UniversNews – Le débat autour du raccordement des chotts du Sud tunisien à la Méditerranée refait surface. Présenté par certains comme un ambitieux projet de développement capable de transformer les régions du Sud-Ouest, ce vieux dossier soulève également de nombreuses interrogations liées à la souveraineté nationale, à la sécurité stratégique et à la préservation de l’environnement.
L’idée n’est pas nouvelle. Dès le XIXe siècle, des ingénieurs français avaient imaginé la création d’une « mer intérieure » reliant les dépressions salées du Sahara à la Méditerranée. Le projet a ensuite été réexaminé à différentes périodes de l’histoire contemporaine tunisienne, notamment sous la présidence de Habib Bourguiba avec la participation de l’ingénieur Béchir Turki, puis sous le régime de Zine El-Abidine Ben Ali.

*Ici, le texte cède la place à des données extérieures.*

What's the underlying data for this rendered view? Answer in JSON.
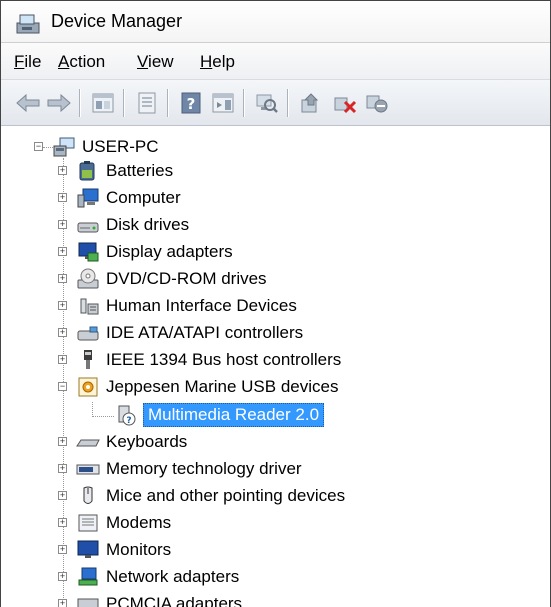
{
  "window": {
    "title": "Device Manager"
  },
  "menu": [
    {
      "label": "File",
      "underline": "F",
      "rest": "ile"
    },
    {
      "label": "Action",
      "underline": "A",
      "rest": "ction"
    },
    {
      "label": "View",
      "underline": "V",
      "rest": "iew"
    },
    {
      "label": "Help",
      "underline": "H",
      "rest": "elp"
    }
  ],
  "toolbar": {
    "buttons": [
      "back-arrow-icon",
      "forward-arrow-icon",
      "show-hide-tree-icon",
      "properties-icon",
      "help-icon",
      "action-pane-icon",
      "scan-hardware-icon",
      "update-driver-icon",
      "uninstall-icon",
      "disable-device-icon"
    ]
  },
  "tree": {
    "root": "USER-PC",
    "categories": [
      {
        "label": "Batteries",
        "icon": "battery-icon"
      },
      {
        "label": "Computer",
        "icon": "computer-icon"
      },
      {
        "label": "Disk drives",
        "icon": "disk-drive-icon"
      },
      {
        "label": "Display adapters",
        "icon": "display-adapter-icon"
      },
      {
        "label": "DVD/CD-ROM drives",
        "icon": "dvd-drive-icon"
      },
      {
        "label": "Human Interface Devices",
        "icon": "hid-icon"
      },
      {
        "label": "IDE ATA/ATAPI controllers",
        "icon": "ide-controller-icon"
      },
      {
        "label": "IEEE 1394 Bus host controllers",
        "icon": "firewire-icon"
      },
      {
        "label": "Jeppesen Marine USB devices",
        "icon": "usb-device-category-icon",
        "expanded": true,
        "children": [
          {
            "label": "Multimedia Reader 2.0",
            "icon": "unknown-device-icon",
            "selected": true
          }
        ]
      },
      {
        "label": "Keyboards",
        "icon": "keyboard-icon"
      },
      {
        "label": "Memory technology driver",
        "icon": "memory-icon"
      },
      {
        "label": "Mice and other pointing devices",
        "icon": "mouse-icon"
      },
      {
        "label": "Modems",
        "icon": "modem-icon"
      },
      {
        "label": "Monitors",
        "icon": "monitor-icon"
      },
      {
        "label": "Network adapters",
        "icon": "network-adapter-icon"
      },
      {
        "label": "PCMCIA adapters",
        "icon": "pcmcia-icon"
      }
    ]
  },
  "colors": {
    "selection": "#3399ff",
    "toolbar": "#e3e7ed"
  }
}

Selon plusieurs observateurs ayant suivi le dossier, les études réalisées à l’époque auraient mis en évidence des risques dépassant largement la seule dimension économique. Les considérations sécuritaires et géostratégiques auraient notamment conduit les autorités à abandonner l’idée.
Aujourd’hui, certaines voix plaident à nouveau pour un raccordement entre le Chott Melghir, en Algérie, le Chott El-Jérid en Tunisie et le golfe de Gabès. Une perspective qui, selon ses détracteurs, pourrait avoir des conséquences majeures sur la géographie du pays.
Le spectre d’une fracture territoriale
Les opposants au projet estiment qu’un canal navigable reliant le golfe de Gabès aux profondeurs du territoire algérien créerait une véritable coupure géographique entre le Sud tunisien et le reste du pays.
Au-delà de l’ouvrage lui-même, la question du statut juridique d’une telle voie d’eau constitue un enjeu central. Une fois transformé en corridor maritime international permettant à un pays voisin d’accéder directement à la mer, le canal pourrait être soumis à des règles et conventions internationales limitant la capacité de la Tunisie à en contrôler l’usage de manière exclusive.
Pour certains experts, cette situation pourrait générer à long terme des tensions diplomatiques, sécuritaires et logistiques, notamment en matière de contrôle des flux et de protection des infrastructures stratégiques.
Un écosystème fragile à préserver
Les inquiétudes ne concernent pas uniquement la souveraineté territoriale. Chott El-Jérid constitue un écosystème particulier caractérisé par des phénomènes naturels d’évaporation, d’importants dépôts salins et minéraux ainsi que des réserves d’eaux souterraines profondes.
L’introduction massive d’eau de mer pourrait modifier durablement l’équilibre écologique de la région. Les spécialistes redoutent notamment une augmentation de la salinité susceptible d’affecter les nappes phréatiques qui alimentent les oasis de Tozeur, Nefta et Kébili, mettant potentiellement en danger l’une des principales richesses agricoles tunisiennes : la production de dattes Deglet Nour.
Une alternative axée sur le développement
Face à ces réserves, certains proposent une solution intermédiaire. Celle-ci consisterait à aménager un canal artificiel reliant le golfe de Gabès aux abords de Chott El-Jérid sans pénétrer dans le chott lui-même.
Selon ses promoteurs, ce canal pourrait servir au transport du phosphate, à l’installation d’unités de dessalement d’eau de mer destinées à l’agriculture et à la consommation humaine, ainsi qu’au développement de projets d’énergie solaire.
L’infrastructure pourrait également favoriser la création de zones touristiques et agricoles intégrées, tout en offrant une plateforme logistique permettant aux régions frontalières algériennes d’accéder aux marchés internationaux via des installations portuaires situées sur le territoire tunisien.
Une telle approche permettrait, selon ses défenseurs, de générer des revenus liés au transit des marchandises, de créer des milliers d’emplois et de stimuler le développement régional sans remettre en cause l’intégrité territoriale du pays.
Entre ambition économique et impératifs de souveraineté
La relance du débat rappelle que les grands projets d’aménagement ne se limitent jamais à une simple équation financière. Ils touchent également à des questions sensibles liées à l’environnement, à la sécurité nationale et à l’organisation du territoire.
Si l’idée de valoriser les immenses espaces du Sud tunisien continue de séduire, de nombreux experts estiment que toute réflexion future devra intégrer une évaluation approfondie des impacts géopolitiques, écologiques et stratégiques afin d’éviter que des opportunités de développement ne se transforment en nouvelles vulnérabilités pour le pays.